Tuesday, April 10, 2018

Validating Self-Certifications of No Outstanding Tax Liabilites

It is well established that Government contractors must be "responsible" and there is a self-certification requirement to indicate that there are no outstanding income tax liabilities. This self-certification has been abused because everyone knows that there is no way to positively validate such a certification. The Defense Department, for example, cannot run over to the IRS to validate a self-certification.

But can an IRS contracting officer obtain information available only to the IRS?

Now they can.

It is in the interest of the Government to only award contracts to entities that are responsible and law abiding. FAR 9.104 requires contracting officers to perform a responsibility determination prior to each contract award by using the standards listed in FAR 9.104-1, as well as consider information submitted by the contractor and information they research or acquire from other sources.

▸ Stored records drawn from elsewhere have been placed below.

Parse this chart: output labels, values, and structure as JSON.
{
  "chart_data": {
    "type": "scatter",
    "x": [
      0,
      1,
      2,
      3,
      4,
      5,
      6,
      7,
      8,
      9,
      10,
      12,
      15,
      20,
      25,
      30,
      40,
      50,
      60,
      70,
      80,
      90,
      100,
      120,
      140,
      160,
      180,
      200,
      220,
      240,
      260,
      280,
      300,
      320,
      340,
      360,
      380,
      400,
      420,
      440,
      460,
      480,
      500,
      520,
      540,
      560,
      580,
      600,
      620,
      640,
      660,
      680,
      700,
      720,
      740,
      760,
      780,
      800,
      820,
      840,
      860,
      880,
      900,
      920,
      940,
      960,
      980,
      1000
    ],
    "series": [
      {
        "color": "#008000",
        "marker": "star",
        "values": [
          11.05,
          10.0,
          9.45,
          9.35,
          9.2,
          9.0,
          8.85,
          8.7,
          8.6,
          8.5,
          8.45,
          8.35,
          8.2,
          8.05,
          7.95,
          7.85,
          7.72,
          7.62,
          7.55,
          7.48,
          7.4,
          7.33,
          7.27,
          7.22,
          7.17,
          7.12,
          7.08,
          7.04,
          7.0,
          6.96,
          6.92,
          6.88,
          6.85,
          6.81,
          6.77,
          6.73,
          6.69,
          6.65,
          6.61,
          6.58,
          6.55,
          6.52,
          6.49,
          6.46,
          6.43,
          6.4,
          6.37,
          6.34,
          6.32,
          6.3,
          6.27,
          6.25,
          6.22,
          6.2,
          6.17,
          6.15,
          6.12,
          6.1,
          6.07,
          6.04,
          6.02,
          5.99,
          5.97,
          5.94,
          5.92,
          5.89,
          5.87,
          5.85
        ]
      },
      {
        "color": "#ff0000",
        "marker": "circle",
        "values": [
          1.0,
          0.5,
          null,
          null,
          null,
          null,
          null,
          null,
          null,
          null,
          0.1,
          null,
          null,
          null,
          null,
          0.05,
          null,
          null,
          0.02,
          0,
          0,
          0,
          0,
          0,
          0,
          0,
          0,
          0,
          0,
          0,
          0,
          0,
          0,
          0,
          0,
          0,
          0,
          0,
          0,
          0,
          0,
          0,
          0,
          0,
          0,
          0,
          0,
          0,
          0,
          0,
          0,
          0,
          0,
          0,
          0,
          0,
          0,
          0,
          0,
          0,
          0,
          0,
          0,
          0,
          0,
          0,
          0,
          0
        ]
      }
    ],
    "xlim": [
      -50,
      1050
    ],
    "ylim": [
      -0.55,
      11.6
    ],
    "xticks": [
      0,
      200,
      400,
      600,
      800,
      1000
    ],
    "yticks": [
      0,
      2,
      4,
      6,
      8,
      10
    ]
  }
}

The IRS (Internal Revenue Service) administers the Internal Revenue Code. Since fiscal year 2012, language in various appropriations acts have prohibited the Government under various conditions from using appropriated funds to enter into a contract with a prospective contractor unless the prospective contract certifies in writing that it has not been notified of any unpaid Federal tax assessment.

For purposes of tax administration, the IRS has access to taxpayer return information that is not otherwise available to other Federal Agencies. The Treasury Department has determined that an IRS contractor's compliance with the tax laws is a tax administration matter. The tax code authorizes the IRS to disclose a taxpayer's return information to such person(s) as the taxpayer may designate in a consent to such disclosure. In many cases, however, the official signing a contract proposal on behalf of an offeror will not be an official to whom the IRS is authorized to disclose the offeror's tax information. Thus, in order to ensure that the IRS is authorized to discuss the offeror's own tax information with an authorized official of the offer, a consent to disclosure is required. This consent to disclosure must be in the form of a separate written document pertaining solely to the authorized disclosure and must be signed and dated by an authorized person.

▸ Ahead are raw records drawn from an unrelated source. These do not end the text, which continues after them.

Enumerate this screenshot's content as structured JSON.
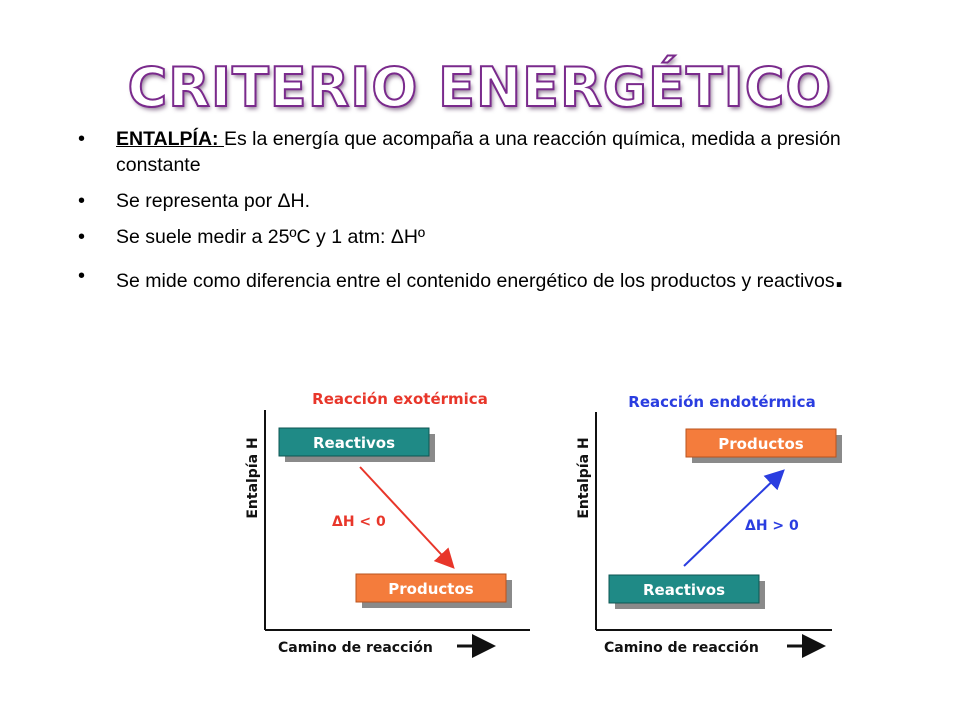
{
  "slide": {
    "title": "CRITERIO ENERGÉTICO",
    "bullets": [
      {
        "lead": "ENTALPÍA:",
        "text": "Es la energía que acompaña a una reacción química, medida a presión constante"
      },
      {
        "text": "Se representa por ΔH."
      },
      {
        "text": "Se suele medir a 25ºC y 1 atm: ΔHº"
      },
      {
        "text": "Se mide como diferencia entre el contenido energético de los productos y reactivos",
        "end_mark": "."
      }
    ]
  },
  "diagrams": {
    "exo": {
      "title": "Reacción exotérmica",
      "ylabel": "Entalpía H",
      "xlabel": "Camino de reacción",
      "top_box": "Reactivos",
      "bottom_box": "Productos",
      "delta": "ΔH < 0",
      "title_color": "#e8362a",
      "arrow_color": "#e8362a"
    },
    "endo": {
      "title": "Reacción endotérmica",
      "ylabel": "Entalpía H",
      "xlabel": "Camino de reacción",
      "top_box": "Productos",
      "bottom_box": "Reactivos",
      "delta": "ΔH > 0",
      "title_color": "#2a3de0",
      "arrow_color": "#2a3de0"
    },
    "colors": {
      "reactivos": "#1f8a86",
      "productos": "#f47c3c",
      "shadow": "#8a8a8a"
    }
  }
}
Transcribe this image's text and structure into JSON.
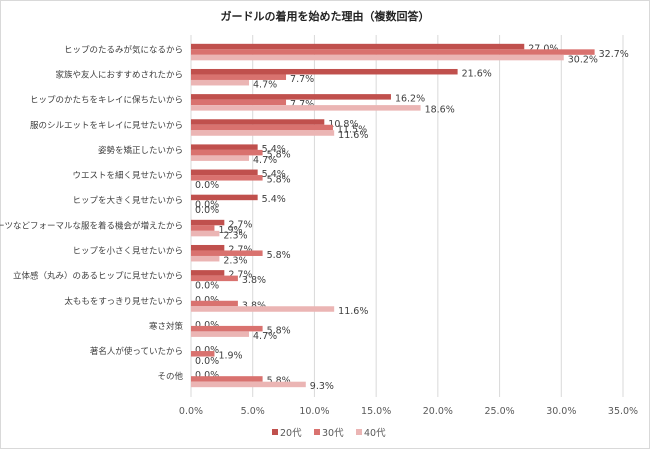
{
  "chart_data": {
    "type": "bar",
    "orientation": "horizontal",
    "title": "ガードルの着用を始めた理由（複数回答）",
    "categories": [
      "ヒップのたるみが気になるから",
      "家族や友人におすすめされたから",
      "ヒップのかたちをキレイに保ちたいから",
      "服のシルエットをキレイに見せたいから",
      "姿勢を矯正したいから",
      "ウエストを細く見せたいから",
      "ヒップを大きく見せたいから",
      "スーツなどフォーマルな服を着る機会が増えたから",
      "ヒップを小さく見せたいから",
      "立体感（丸み）のあるヒップに見せたいから",
      "太ももをすっきり見せたいから",
      "寒さ対策",
      "著名人が使っていたから",
      "その他"
    ],
    "series": [
      {
        "name": "20代",
        "color": "#c0504d",
        "values": [
          27.0,
          21.6,
          16.2,
          10.8,
          5.4,
          5.4,
          5.4,
          2.7,
          2.7,
          2.7,
          0.0,
          0.0,
          0.0,
          0.0
        ]
      },
      {
        "name": "30代",
        "color": "#d9726f",
        "values": [
          32.7,
          7.7,
          7.7,
          11.5,
          5.8,
          5.8,
          0.0,
          1.9,
          5.8,
          3.8,
          3.8,
          5.8,
          1.9,
          5.8
        ]
      },
      {
        "name": "40代",
        "color": "#ebb5b4",
        "values": [
          30.2,
          4.7,
          18.6,
          11.6,
          4.7,
          0.0,
          0.0,
          2.3,
          2.3,
          0.0,
          11.6,
          4.7,
          0.0,
          9.3
        ]
      }
    ],
    "xlim": [
      0,
      35
    ],
    "xticks": [
      "0.0%",
      "5.0%",
      "10.0%",
      "15.0%",
      "20.0%",
      "25.0%",
      "30.0%",
      "35.0%"
    ],
    "grid": true,
    "legend": "bottom"
  }
}
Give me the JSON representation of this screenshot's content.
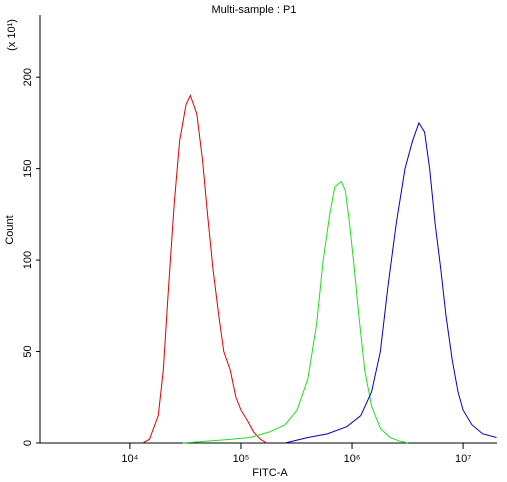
{
  "chart_data": {
    "type": "line",
    "title": "Multi-sample : P1",
    "xlabel": "FITC-A",
    "ylabel": "Count",
    "multiplier": "(x 10¹)",
    "xscale": "log",
    "xlim": [
      1550,
      20200000
    ],
    "ylim": [
      0,
      234
    ],
    "xticks": [
      {
        "value": 10000,
        "label": "10⁴"
      },
      {
        "value": 100000,
        "label": "10⁵"
      },
      {
        "value": 1000000,
        "label": "10⁶"
      },
      {
        "value": 10000000,
        "label": "10⁷"
      }
    ],
    "yticks": [
      0,
      50,
      100,
      150,
      200
    ],
    "series": [
      {
        "color": "#e00000",
        "x": [
          13000,
          15000,
          18000,
          20000,
          22000,
          25000,
          28000,
          32000,
          35000,
          40000,
          45000,
          50000,
          56000,
          63000,
          70000,
          80000,
          90000,
          100000,
          115000,
          130000,
          150000,
          170000
        ],
        "values": [
          0,
          2,
          15,
          40,
          80,
          130,
          165,
          185,
          190,
          180,
          155,
          125,
          95,
          70,
          50,
          40,
          25,
          18,
          12,
          6,
          2,
          0
        ]
      },
      {
        "color": "#22dd22",
        "x": [
          30000,
          50000,
          80000,
          120000,
          180000,
          250000,
          320000,
          400000,
          480000,
          550000,
          630000,
          700000,
          800000,
          870000,
          950000,
          1050000,
          1150000,
          1300000,
          1500000,
          1800000,
          2200000,
          2700000,
          3200000
        ],
        "values": [
          0,
          1,
          2,
          3,
          6,
          10,
          18,
          35,
          65,
          100,
          125,
          140,
          143,
          138,
          120,
          95,
          70,
          40,
          20,
          8,
          3,
          1,
          0
        ]
      },
      {
        "color": "#0000c0",
        "x": [
          250000,
          400000,
          600000,
          900000,
          1200000,
          1500000,
          1800000,
          2100000,
          2500000,
          3000000,
          3500000,
          4000000,
          4500000,
          5000000,
          5600000,
          6300000,
          7000000,
          8000000,
          9000000,
          10000000,
          12000000,
          15000000,
          20000000
        ],
        "values": [
          0,
          3,
          5,
          9,
          15,
          28,
          50,
          85,
          120,
          150,
          165,
          175,
          170,
          150,
          120,
          95,
          70,
          45,
          28,
          18,
          10,
          5,
          3
        ]
      }
    ]
  }
}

With this in mind the Treasury Department has amended its regulations (DTARs or Department of the Treasury Acquisition Regulations) to establish policies and procedures that facilitate successful, timely, and economical execution of IRS contractual actions in compliance with the FAR and various appropriation restrictions. Specifically, the interim rule established an express requirement for IRS contracting officers to use taxpayer return information that is available only to IRS to perform a tax check on the apparent successful offeror for purposes of determining eligibility to enter into a contract with the IRS.